I have heard nothing but good things about St. Elias! I haven’t even considered formally switching to that eparchy, but lately I have been at several of Toronto’s churches including St. Peter and Paul in Scarborough (which faces West and has pews but looks traditional) and a more modern-looking Holy Eucharist closer to downtown Toronto has Western non-icons and stations of the cross in a section at the back. Holy Eucharist now celebrates Vespers! A practice they carried over from St Elias… All good! I haven’t hit any of the other T/O churches but those are within 25 minutes of where I live.
St. Elias BTW also adheres to the Julian calendar.
Hey, a Highway 410 brother! I actually think most of the parishes in the Toronto Eparchy retain the Julian Calandar. (It was St. Demetrius’ on LaRose that started bringing in the new in an outreach attempt, but most have stuck to Julian)

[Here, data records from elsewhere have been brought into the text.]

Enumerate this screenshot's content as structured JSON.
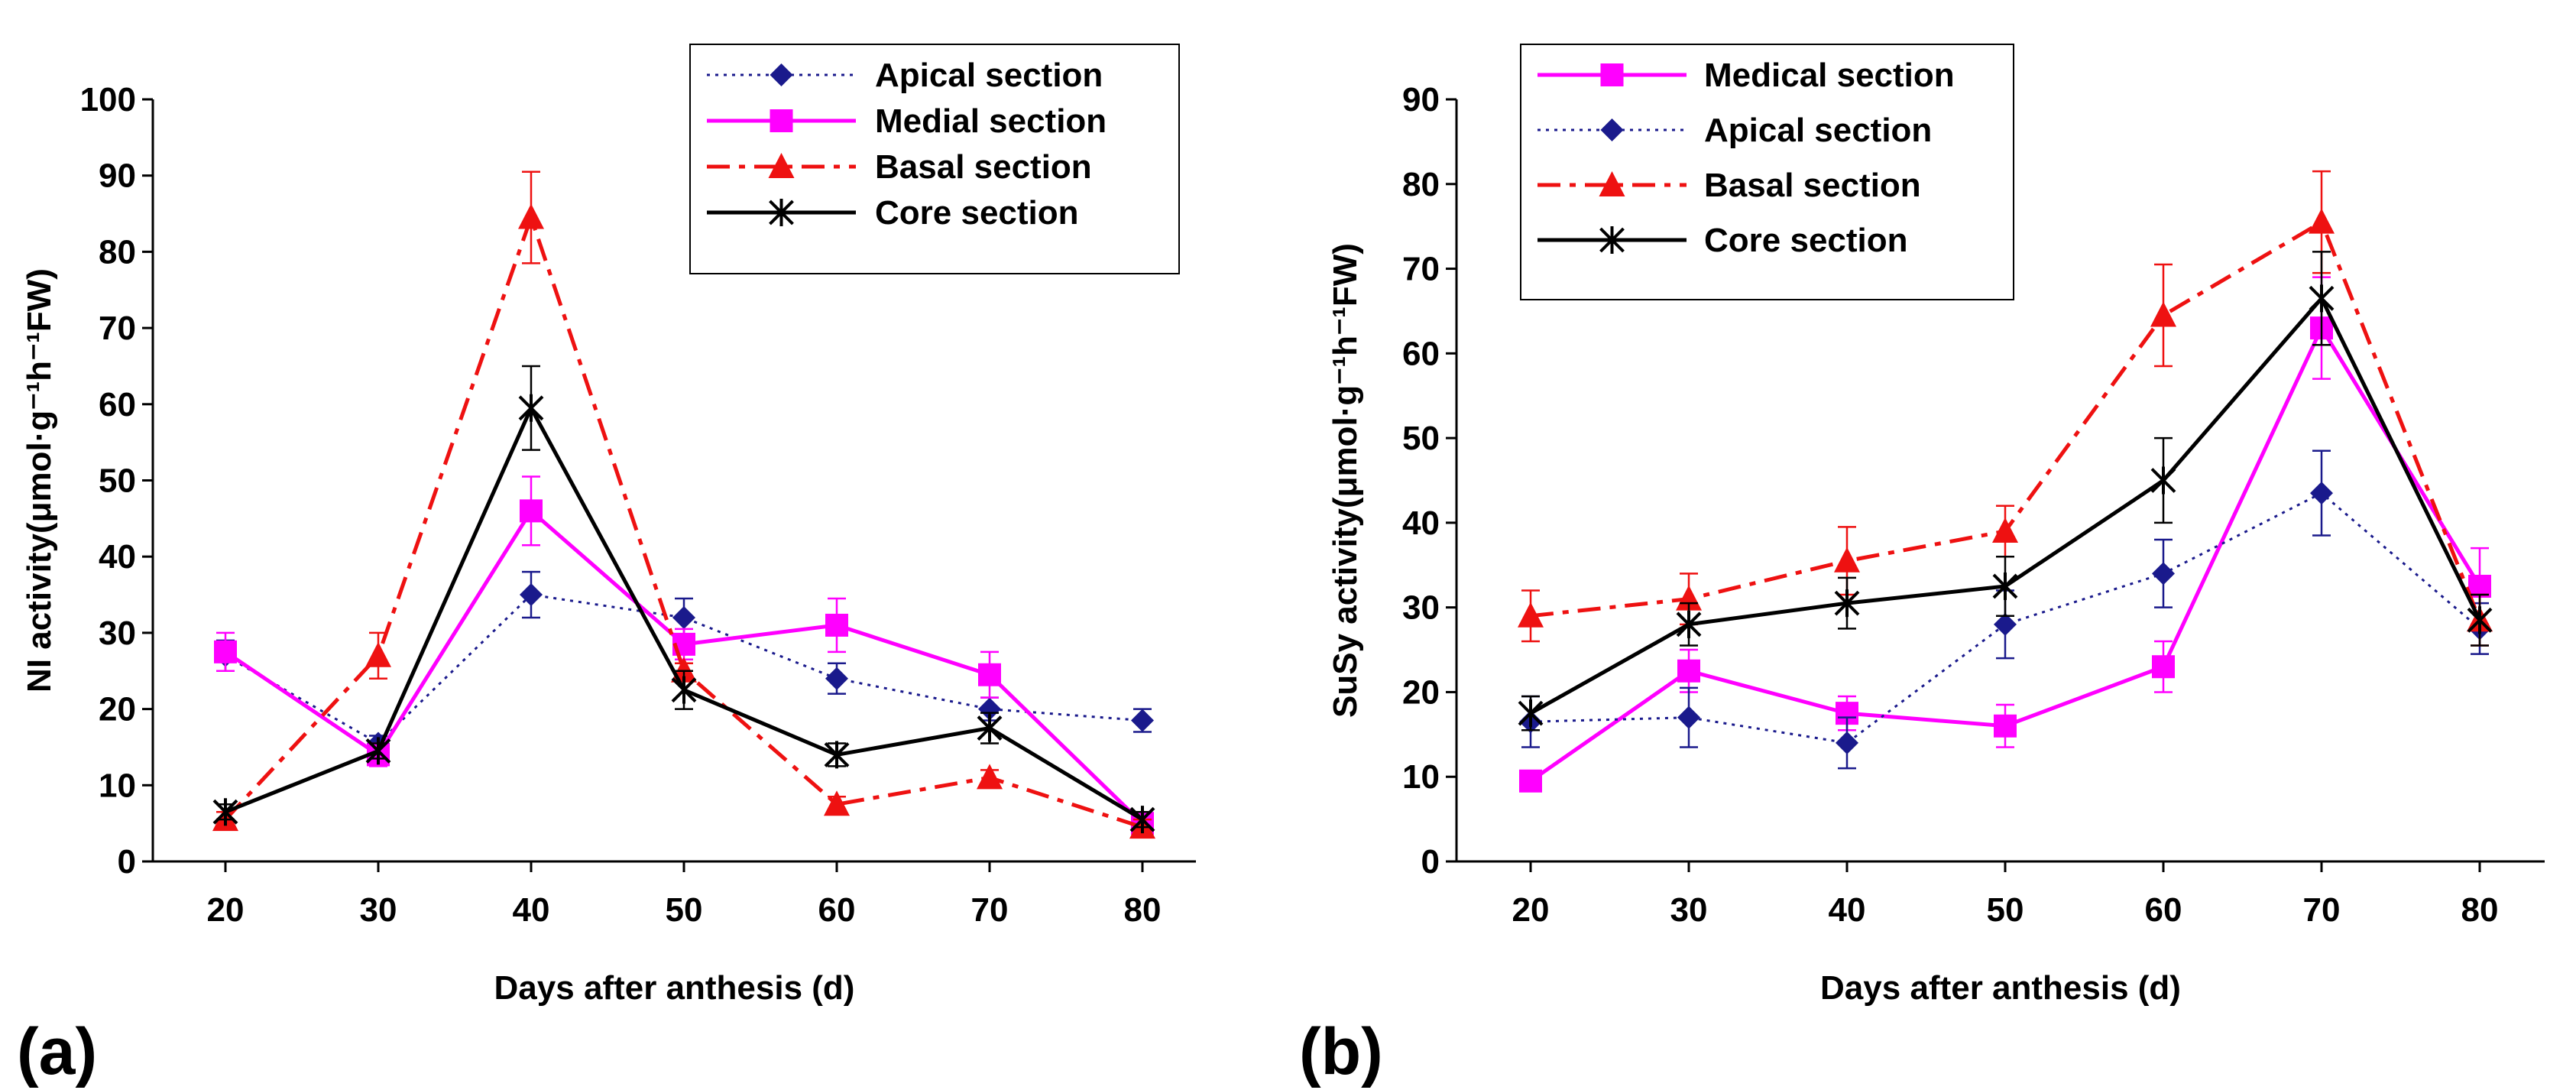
{
  "chart_data": [
    {
      "type": "line",
      "panel_label": "(a)",
      "xlabel": "Days after anthesis (d)",
      "ylabel": "NI activity(μmol·g⁻¹h⁻¹FW)",
      "categories": [
        20,
        30,
        40,
        50,
        60,
        70,
        80
      ],
      "ylim": [
        0,
        100
      ],
      "yticks": [
        0,
        10,
        20,
        30,
        40,
        50,
        60,
        70,
        80,
        90,
        100
      ],
      "grid": false,
      "legend_position": "top-right",
      "series": [
        {
          "name": "Apical section",
          "color": "#1a1a8c",
          "marker": "diamond",
          "line": "dotted",
          "values": [
            27,
            15.5,
            35,
            32,
            24,
            20,
            18.5
          ],
          "errors": [
            2,
            1,
            3,
            2.5,
            2,
            1.5,
            1.5
          ]
        },
        {
          "name": "Medial section",
          "color": "#ff00ff",
          "marker": "square",
          "line": "solid",
          "values": [
            27.5,
            14,
            46,
            28.5,
            31,
            24.5,
            5
          ],
          "errors": [
            2.5,
            1.5,
            4.5,
            2,
            3.5,
            3,
            1
          ]
        },
        {
          "name": "Basal section",
          "color": "#ee1111",
          "marker": "triangle",
          "line": "dashdot",
          "values": [
            5.5,
            27,
            84.5,
            25,
            7.5,
            11,
            4.5
          ],
          "errors": [
            1,
            3,
            6,
            1,
            1,
            1,
            1
          ]
        },
        {
          "name": "Core section",
          "color": "#000000",
          "marker": "star",
          "line": "solid",
          "values": [
            6.5,
            14.5,
            59.5,
            22.5,
            14,
            17.5,
            5.5
          ],
          "errors": [
            1,
            1,
            5.5,
            2.5,
            1.5,
            2,
            1
          ]
        }
      ]
    },
    {
      "type": "line",
      "panel_label": "(b)",
      "xlabel": "Days after anthesis (d)",
      "ylabel": "SuSy activity(μmol·g⁻¹h⁻¹FW)",
      "categories": [
        20,
        30,
        40,
        50,
        60,
        70,
        80
      ],
      "ylim": [
        0,
        90
      ],
      "yticks": [
        0,
        10,
        20,
        30,
        40,
        50,
        60,
        70,
        80,
        90
      ],
      "grid": false,
      "legend_position": "top-left",
      "series": [
        {
          "name": "Medical section",
          "color": "#ff00ff",
          "marker": "square",
          "line": "solid",
          "values": [
            9.5,
            22.5,
            17.5,
            16,
            23,
            63,
            32.5
          ],
          "errors": [
            1,
            2.5,
            2,
            2.5,
            3,
            6,
            4.5
          ]
        },
        {
          "name": "Apical section",
          "color": "#1a1a8c",
          "marker": "diamond",
          "line": "dotted",
          "values": [
            16.5,
            17,
            14,
            28,
            34,
            43.5,
            27.5
          ],
          "errors": [
            3,
            3.5,
            3,
            4,
            4,
            5,
            3
          ]
        },
        {
          "name": "Basal section",
          "color": "#ee1111",
          "marker": "triangle",
          "line": "dashdot",
          "values": [
            29,
            31,
            35.5,
            39,
            64.5,
            75.5,
            28.5
          ],
          "errors": [
            3,
            3,
            4,
            3,
            6,
            6,
            3
          ]
        },
        {
          "name": "Core section",
          "color": "#000000",
          "marker": "star",
          "line": "solid",
          "values": [
            17.5,
            28,
            30.5,
            32.5,
            45,
            66.5,
            28.5
          ],
          "errors": [
            2,
            2.5,
            3,
            3.5,
            5,
            5.5,
            3
          ]
        }
      ]
    }
  ]
}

Yes, St. Elias’ Father Galadza is quite the spiritual man and used to teach us our theology at student summer camps as a kid. St. Peter and Paul, my old parish priest used to serve there before coming to my parish. The Ukrainian community I don’t think is growing in leaps and bounds on the west end though but to the east.
My cousin goes to Holy Eucharist on Broadview - pretty modern construction and a smaller parish but anyone who goes down the Don Valley can’t but help notice it.
St. Demetrius’ Church, as per above, on LaRose Street was actually set up to some extent as an attempt at outreach to non-Ukrainian speaking Greek Catholics and hence their more frequent usage of English in liturgies I believe. But it’s a big set-up there with an elderly care home and successful Ukrainian Catholic School.
stdemetrius.org/
The big three in central Toronto are St. Nick’s on Queen Street (the Ukes short on cash had to buy an RC church in the 1950s but the interior is nicely done up).
saintnicholas.ca/
There is also St. Mary Pokrova Church on Leeds Street by Ossington and Bloor and St. Josaphat’s (with its Uk. Catholic school) on Franklin Avenue built in the 50s. These were the big central 3 parishes: St. Nick’s, St. Josaphats, and St. Pokrova, though St. D’s on LaRose is growing.
Mississauga has quite the modern build-up on Cawthra St. at St. Mary’s.
The eparchy went through a lot when the now late Bishop Boreckyj was pushed to retirement in the Vatican’s hope at the time that a perhaps more “latin-friendly” bishop could assume the post as Bishop B. worked vigourously on the building of a Ukrainian Patriarchate. It was a sad and unnecessary internal conflict.